Polen war lange vor dem russischen Einmarsch in die Ukraine gerade deshalb an der Spitze der Gruppe von Ländern, die Russlands Instrumentalisierung des Gases anprangerten und vor der Gefahr warnten, dass Deutschland durch die Nord Stream-Pipelines zum Verteilungszentrum für russisches Gas in Europa werden, und seine Einnahmen und die Wettbewerbsfähigkeit seiner Industrie um den Preis einer größeren Abhängigkeit von Moskau steigern könnte, weil es selbst erfahren hatte, wie Gazprom seine dominante Position missbraucht. Erst 2018 gelang es der Europäischen Kommission schließlich, Gazprom dazu zu zwingen, die Klauseln in seinen langfristigen Verträgen zu streichen, die den mittel- und osteuropäischen Ländern auferlegt worden waren und die es ihnen untersagten, das gekaufte Gas weiterzuverkaufen, und die ihnen weitaus höhere Preise als den westeuropäischen Ländern aufzwangen.
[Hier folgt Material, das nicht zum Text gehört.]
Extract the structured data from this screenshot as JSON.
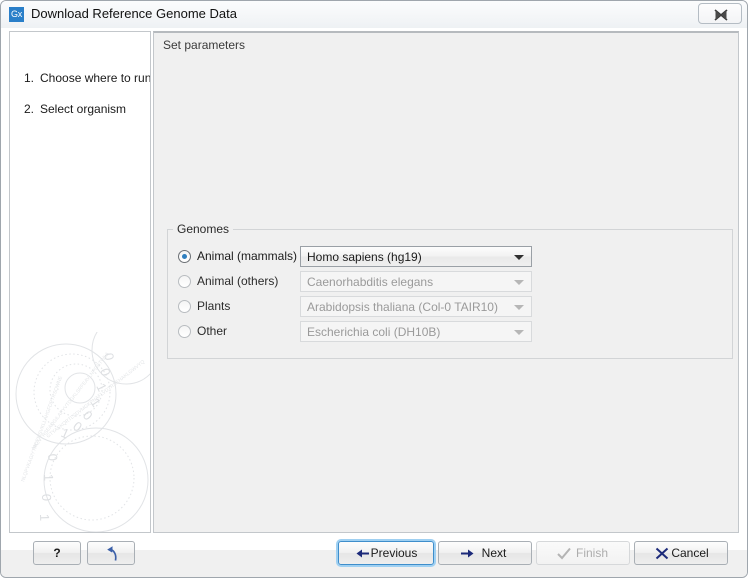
{
  "window": {
    "title": "Download Reference Genome Data",
    "app_icon_text": "Gx",
    "close_icon": "close-icon"
  },
  "steps": {
    "items": [
      {
        "number": "1.",
        "label": "Choose where to run"
      },
      {
        "number": "2.",
        "label": "Select organism"
      }
    ]
  },
  "params": {
    "header": "Set parameters",
    "genomes": {
      "legend": "Genomes",
      "rows": [
        {
          "label": "Animal (mammals)",
          "selected": true,
          "enabled": true,
          "value": "Homo sapiens (hg19)"
        },
        {
          "label": "Animal (others)",
          "selected": false,
          "enabled": false,
          "value": "Caenorhabditis elegans"
        },
        {
          "label": "Plants",
          "selected": false,
          "enabled": false,
          "value": "Arabidopsis thaliana (Col-0 TAIR10)"
        },
        {
          "label": "Other",
          "selected": false,
          "enabled": false,
          "value": "Escherichia coli (DH10B)"
        }
      ]
    }
  },
  "footer": {
    "help_label": "?",
    "reset_icon": "undo-arrow-icon",
    "previous_label": "Previous",
    "next_label": "Next",
    "finish_label": "Finish",
    "cancel_label": "Cancel"
  },
  "colors": {
    "accent_blue": "#2f7fbf",
    "focus_blue": "#3f8ecb",
    "icon_navy": "#1c2a7a",
    "disabled_grey": "#adadad"
  }
}
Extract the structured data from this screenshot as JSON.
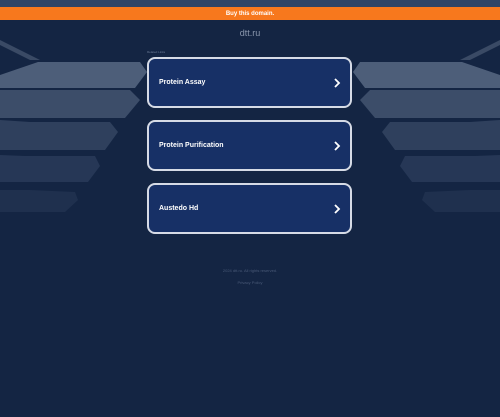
{
  "banner": {
    "label": "Buy this domain."
  },
  "domain": "dtt.ru",
  "related_label": "Related Links",
  "links": [
    {
      "label": "Protein Assay"
    },
    {
      "label": "Protein Purification"
    },
    {
      "label": "Austedo Hd"
    }
  ],
  "footer": {
    "copyright": "2024 dtt.ru. All rights reserved.",
    "privacy": "Privacy Policy"
  },
  "colors": {
    "background": "#142543",
    "banner": "#f7781d",
    "card": "#173066",
    "card_border": "#d6dbe6"
  }
}
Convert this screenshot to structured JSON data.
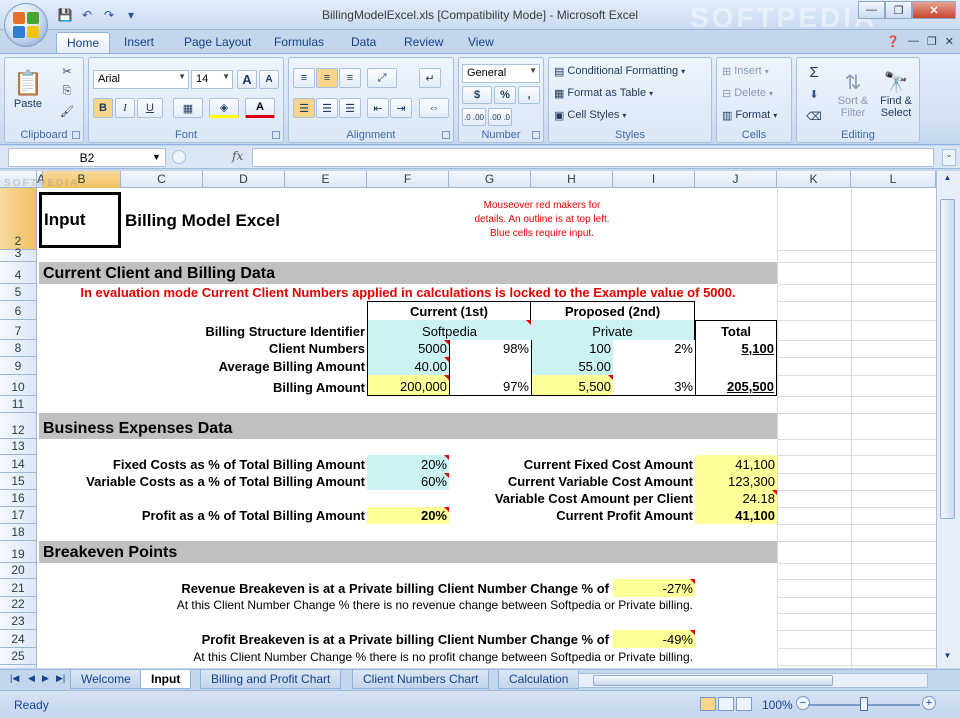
{
  "window": {
    "title": "BillingModelExcel.xls  [Compatibility Mode] - Microsoft Excel",
    "watermark": "SOFTPEDIA",
    "controls": {
      "minimize": "—",
      "restore": "❐",
      "close": "✕"
    }
  },
  "quick_access": [
    "save-icon",
    "undo-icon",
    "redo-icon",
    "customize-icon"
  ],
  "ribbon": {
    "tabs": [
      "Home",
      "Insert",
      "Page Layout",
      "Formulas",
      "Data",
      "Review",
      "View"
    ],
    "active_tab": "Home",
    "groups": {
      "clipboard": {
        "label": "Clipboard",
        "paste": "Paste"
      },
      "font": {
        "label": "Font",
        "font_name": "Arial",
        "font_size": "14",
        "bold": "B",
        "italic": "I",
        "underline": "U",
        "grow": "A",
        "shrink": "A"
      },
      "alignment": {
        "label": "Alignment"
      },
      "number": {
        "label": "Number",
        "format": "General",
        "currency": "$",
        "percent": "%",
        "comma": ",",
        "inc_dec": ".0 .00",
        "dec_dec": ".00 .0"
      },
      "styles": {
        "label": "Styles",
        "cond_format": "Conditional Formatting",
        "format_table": "Format as Table",
        "cell_styles": "Cell Styles"
      },
      "cells": {
        "label": "Cells",
        "insert": "Insert",
        "delete": "Delete",
        "format": "Format"
      },
      "editing": {
        "label": "Editing",
        "sum": "Σ",
        "sort_filter_1": "Sort &",
        "sort_filter_2": "Filter",
        "find_select_1": "Find &",
        "find_select_2": "Select"
      }
    }
  },
  "formula_bar": {
    "name_box": "B2",
    "fx": "fx",
    "content": ""
  },
  "columns": [
    "A",
    "B",
    "C",
    "D",
    "E",
    "F",
    "G",
    "H",
    "I",
    "J",
    "K",
    "L"
  ],
  "selected_column": "B",
  "rows": [
    "2",
    "3",
    "4",
    "5",
    "6",
    "7",
    "8",
    "9",
    "10",
    "11",
    "12",
    "13",
    "14",
    "15",
    "16",
    "17",
    "18",
    "19",
    "20",
    "21",
    "22",
    "23",
    "24",
    "25",
    "26"
  ],
  "selected_row": "2",
  "sheet": {
    "input_label": "Input",
    "title": "Billing Model Excel",
    "note_line1": "Mouseover red makers for",
    "note_line2": "details. An outline is at top left.",
    "note_line3": "Blue cells require input.",
    "section_client": "Current Client and Billing Data",
    "eval_notice": "In evaluation mode Current Client Numbers applied in calculations is locked to the Example value of 5000.",
    "hdr_current": "Current (1st)",
    "hdr_proposed": "Proposed (2nd)",
    "lbl_structure": "Billing Structure Identifier",
    "val_structure_current": "Softpedia",
    "val_structure_proposed": "Private",
    "hdr_total": "Total",
    "lbl_client_numbers": "Client Numbers",
    "client_current": "5000",
    "client_current_pct": "98%",
    "client_proposed": "100",
    "client_proposed_pct": "2%",
    "client_total": "5,100",
    "lbl_avg_billing": "Average Billing Amount",
    "avg_current": "40.00",
    "avg_proposed": "55.00",
    "lbl_billing_amount": "Billing Amount",
    "billing_current": "200,000",
    "billing_current_pct": "97%",
    "billing_proposed": "5,500",
    "billing_proposed_pct": "3%",
    "billing_total": "205,500",
    "section_expenses": "Business Expenses Data",
    "lbl_fixed_pct": "Fixed Costs as % of Total Billing Amount",
    "fixed_pct": "20%",
    "lbl_variable_pct": "Variable Costs as a % of Total Billing Amount",
    "variable_pct": "60%",
    "lbl_profit_pct": "Profit as a % of Total Billing Amount",
    "profit_pct": "20%",
    "lbl_fixed_cost": "Current Fixed Cost Amount",
    "fixed_cost": "41,100",
    "lbl_variable_cost": "Current Variable Cost Amount",
    "variable_cost": "123,300",
    "lbl_variable_per_client": "Variable Cost Amount per Client",
    "variable_per_client": "24.18",
    "lbl_profit_amount": "Current Profit Amount",
    "profit_amount": "41,100",
    "section_breakeven": "Breakeven Points",
    "lbl_revenue_breakeven": "Revenue Breakeven is at a Private billing Client Number Change % of",
    "revenue_breakeven": "-27%",
    "note_revenue": "At this Client Number Change % there is no revenue change between Softpedia or Private billing.",
    "lbl_profit_breakeven": "Profit Breakeven is at a Private billing Client Number Change % of",
    "profit_breakeven": "-49%",
    "note_profit": "At this Client Number Change % there is no profit change between Softpedia or Private billing."
  },
  "sheet_tabs": [
    "Welcome",
    "Input",
    "Billing and Profit Chart",
    "Client Numbers Chart",
    "Calculation"
  ],
  "active_sheet": "Input",
  "status": {
    "ready": "Ready",
    "zoom": "100%"
  },
  "colors": {
    "input_cyan": "#ccf3f4",
    "calc_yellow": "#ffff99",
    "section_gray": "#c0c0c0",
    "notice_red": "#e50000"
  }
}
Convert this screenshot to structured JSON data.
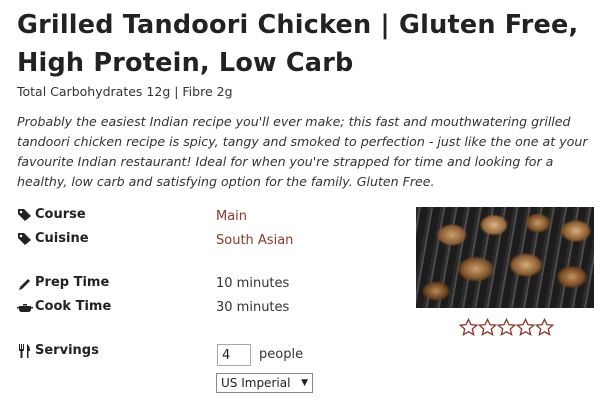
{
  "recipe": {
    "title": "Grilled Tandoori Chicken | Gluten Free, High Protein, Low Carb",
    "nutrition_summary": "Total Carbohydrates 12g | Fibre 2g",
    "summary": "Probably the easiest Indian recipe you'll ever make; this fast and mouthwatering grilled tandoori chicken recipe is spicy, tangy and smoked to perfection - just like the one at your favourite Indian restaurant! Ideal for when you're strapped for time and looking for a healthy, low carb and satisfying option for the family. Gluten Free.",
    "meta": {
      "course_label": "Course",
      "course_value": "Main",
      "cuisine_label": "Cuisine",
      "cuisine_value": "South Asian",
      "prep_label": "Prep Time",
      "prep_value": "10 minutes",
      "cook_label": "Cook Time",
      "cook_value": "30 minutes",
      "servings_label": "Servings",
      "servings_value": "4",
      "servings_unit": "people",
      "unit_system": "US Imperial"
    },
    "rating": {
      "value": 0,
      "max": 5
    },
    "icons": {
      "course": "tag-icon",
      "cuisine": "tag-icon",
      "prep": "pencil-icon",
      "cook": "pot-icon",
      "servings": "fork-knife-icon"
    },
    "colors": {
      "accent": "#8b3a2b",
      "star_outline": "#8b3a2b"
    }
  }
}
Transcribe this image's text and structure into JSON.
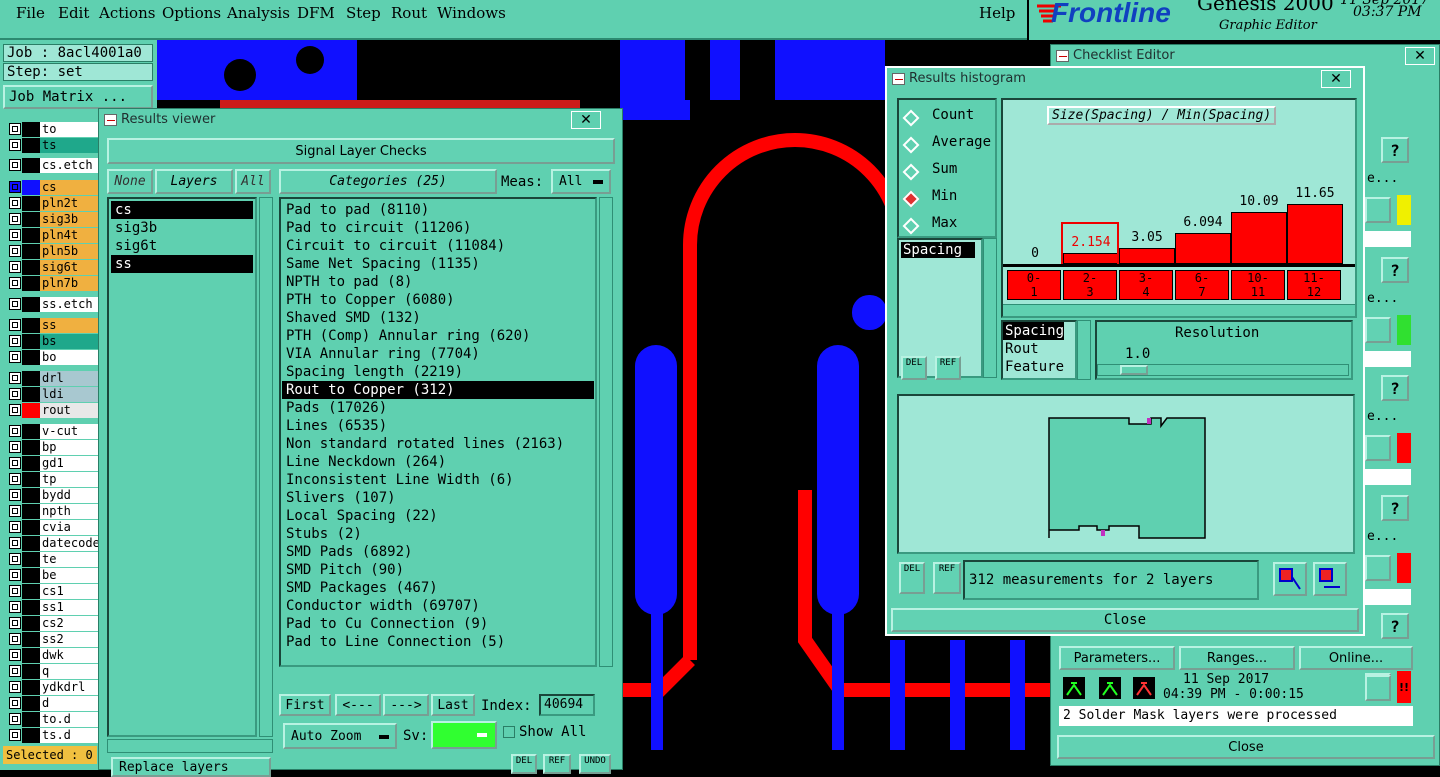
{
  "menu": [
    "File",
    "Edit",
    "Actions",
    "Options",
    "Analysis",
    "DFM",
    "Step",
    "Rout",
    "Windows"
  ],
  "help": "Help",
  "brand": {
    "logo": "Frontline",
    "product": "Genesis 2000",
    "subtitle": "Graphic Editor",
    "date": "11 Sep 2017",
    "time": "03:37 PM"
  },
  "job": {
    "job_label": "Job : 8acl4001a0",
    "step_label": "Step: set",
    "matrix_button": "Job Matrix ...",
    "selected": "Selected : 0",
    "replace_layers": "Replace layers"
  },
  "layers": [
    {
      "name": "to",
      "color": "#ffffff"
    },
    {
      "name": "ts",
      "color": "#1fa88b"
    },
    {
      "name": "cs.etch",
      "color": "#ffffff"
    },
    {
      "name": "cs",
      "color": "#f0b040"
    },
    {
      "name": "pln2t",
      "color": "#f0b040"
    },
    {
      "name": "sig3b",
      "color": "#f0b040"
    },
    {
      "name": "pln4t",
      "color": "#f0b040"
    },
    {
      "name": "pln5b",
      "color": "#f0b040"
    },
    {
      "name": "sig6t",
      "color": "#f0b040"
    },
    {
      "name": "pln7b",
      "color": "#f0b040"
    },
    {
      "name": "ss.etch",
      "color": "#ffffff"
    },
    {
      "name": "ss",
      "color": "#f0b040"
    },
    {
      "name": "bs",
      "color": "#1fa88b"
    },
    {
      "name": "bo",
      "color": "#ffffff"
    },
    {
      "name": "drl",
      "color": "#a8c8d0"
    },
    {
      "name": "ldi",
      "color": "#a8c8d0"
    },
    {
      "name": "rout",
      "color": "#e8e8e8"
    },
    {
      "name": "v-cut",
      "color": "#ffffff"
    },
    {
      "name": "bp",
      "color": "#ffffff"
    },
    {
      "name": "gd1",
      "color": "#ffffff"
    },
    {
      "name": "tp",
      "color": "#ffffff"
    },
    {
      "name": "bydd",
      "color": "#ffffff"
    },
    {
      "name": "npth",
      "color": "#ffffff"
    },
    {
      "name": "cvia",
      "color": "#ffffff"
    },
    {
      "name": "datecode",
      "color": "#ffffff"
    },
    {
      "name": "te",
      "color": "#ffffff"
    },
    {
      "name": "be",
      "color": "#ffffff"
    },
    {
      "name": "cs1",
      "color": "#ffffff"
    },
    {
      "name": "ss1",
      "color": "#ffffff"
    },
    {
      "name": "cs2",
      "color": "#ffffff"
    },
    {
      "name": "ss2",
      "color": "#ffffff"
    },
    {
      "name": "dwk",
      "color": "#ffffff"
    },
    {
      "name": "q",
      "color": "#ffffff"
    },
    {
      "name": "ydkdrl",
      "color": "#ffffff"
    },
    {
      "name": "d",
      "color": "#ffffff"
    },
    {
      "name": "to.d",
      "color": "#ffffff"
    },
    {
      "name": "ts.d",
      "color": "#ffffff"
    }
  ],
  "results_viewer": {
    "title": "Results viewer",
    "heading": "Signal Layer Checks",
    "none_btn": "None",
    "layers_btn": "Layers",
    "all_btn": "All",
    "categories_btn": "Categories (25)",
    "meas_label": "Meas:",
    "meas_value": "All",
    "layer_list": [
      "cs",
      "sig3b",
      "sig6t",
      "ss"
    ],
    "categories": [
      "Pad to pad (8110)",
      "Pad to circuit (11206)",
      "Circuit to circuit (11084)",
      "Same Net Spacing (1135)",
      "NPTH to pad (8)",
      "PTH to Copper (6080)",
      "Shaved SMD (132)",
      "PTH (Comp) Annular ring (620)",
      "VIA Annular ring (7704)",
      "Spacing length (2219)",
      "Rout to Copper (312)",
      "Pads (17026)",
      "Lines (6535)",
      "Non standard rotated lines (2163)",
      "Line Neckdown (264)",
      "Inconsistent Line Width (6)",
      "Slivers (107)",
      "Local Spacing (22)",
      "Stubs (2)",
      "SMD Pads (6892)",
      "SMD Pitch (90)",
      "SMD Packages (467)",
      "Conductor width (69707)",
      "Pad to Cu Connection (9)",
      "Pad to Line Connection (5)"
    ],
    "first": "First",
    "prev": "<---",
    "next": "--->",
    "last": "Last",
    "index_label": "Index:",
    "index_value": "40694",
    "auto_zoom": "Auto Zoom",
    "sv_label": "Sv:",
    "show_all": "Show All",
    "del": "DEL",
    "ref": "REF",
    "undo": "UNDO"
  },
  "histogram": {
    "title": "Results histogram",
    "radio": [
      "Count",
      "Average",
      "Sum",
      "Min",
      "Max"
    ],
    "selected_radio": "Min",
    "chart_title": "Size(Spacing) / Min(Spacing)",
    "values": [
      "0",
      "2.154",
      "3.05",
      "6.094",
      "10.09",
      "11.65"
    ],
    "bins": [
      [
        "0-",
        "1"
      ],
      [
        "2-",
        "3"
      ],
      [
        "3-",
        "4"
      ],
      [
        "6-",
        "7"
      ],
      [
        "10-",
        "11"
      ],
      [
        "11-",
        "12"
      ]
    ],
    "spacing_item": "Spacing",
    "meas_types": [
      "Spacing",
      "Rout",
      "Feature"
    ],
    "resolution_label": "Resolution",
    "resolution_value": "1.0",
    "del": "DEL",
    "ref": "REF",
    "status": "312 measurements for 2 layers",
    "close": "Close"
  },
  "checklist": {
    "title": "Checklist Editor",
    "parameters": "Parameters...",
    "ranges": "Ranges...",
    "online": "Online...",
    "date": "11 Sep 2017",
    "run_time": "04:39 PM - 0:00:15",
    "message": "2 Solder Mask layers were processed",
    "close": "Close",
    "help": "?",
    "more": "e..."
  },
  "colors": {
    "panel": "#5fd0b0",
    "trace_blue": "#1010ff",
    "trace_red": "#ff0000"
  }
}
In diesem Zusammenhang wurde 1997 in einer von Wladimir Putin selbst am Staatlichen Bergbauinstitut in St. Petersburg vorgelegten wirtschaftswissenschaftlichen Dissertation festgestellt, dass die natürlichen Ressourcen Russlands unter staatlicher Kontrolle bleiben sollten, mit dem Ziel, „verschiedene interne und externe politische Entscheidungen zu treffen, die auf die Verwirklichung der geopolitischen Interessen und die Wahrung der nationalen Sicherheit Russlands abzielen“. In diesem Zusammenhang sei auch daran erinnert, dass dies nicht das erste Mal ist, dass Europa von russischem Gas abgeschnitten wird. So zum Beispiel im Januar 2009, als die Unterbrechung der Lieferungen durch die Ukraine mindestens elf europäische Länder mitten in einer Kältewelle brutal von russischem Gas abschnitt.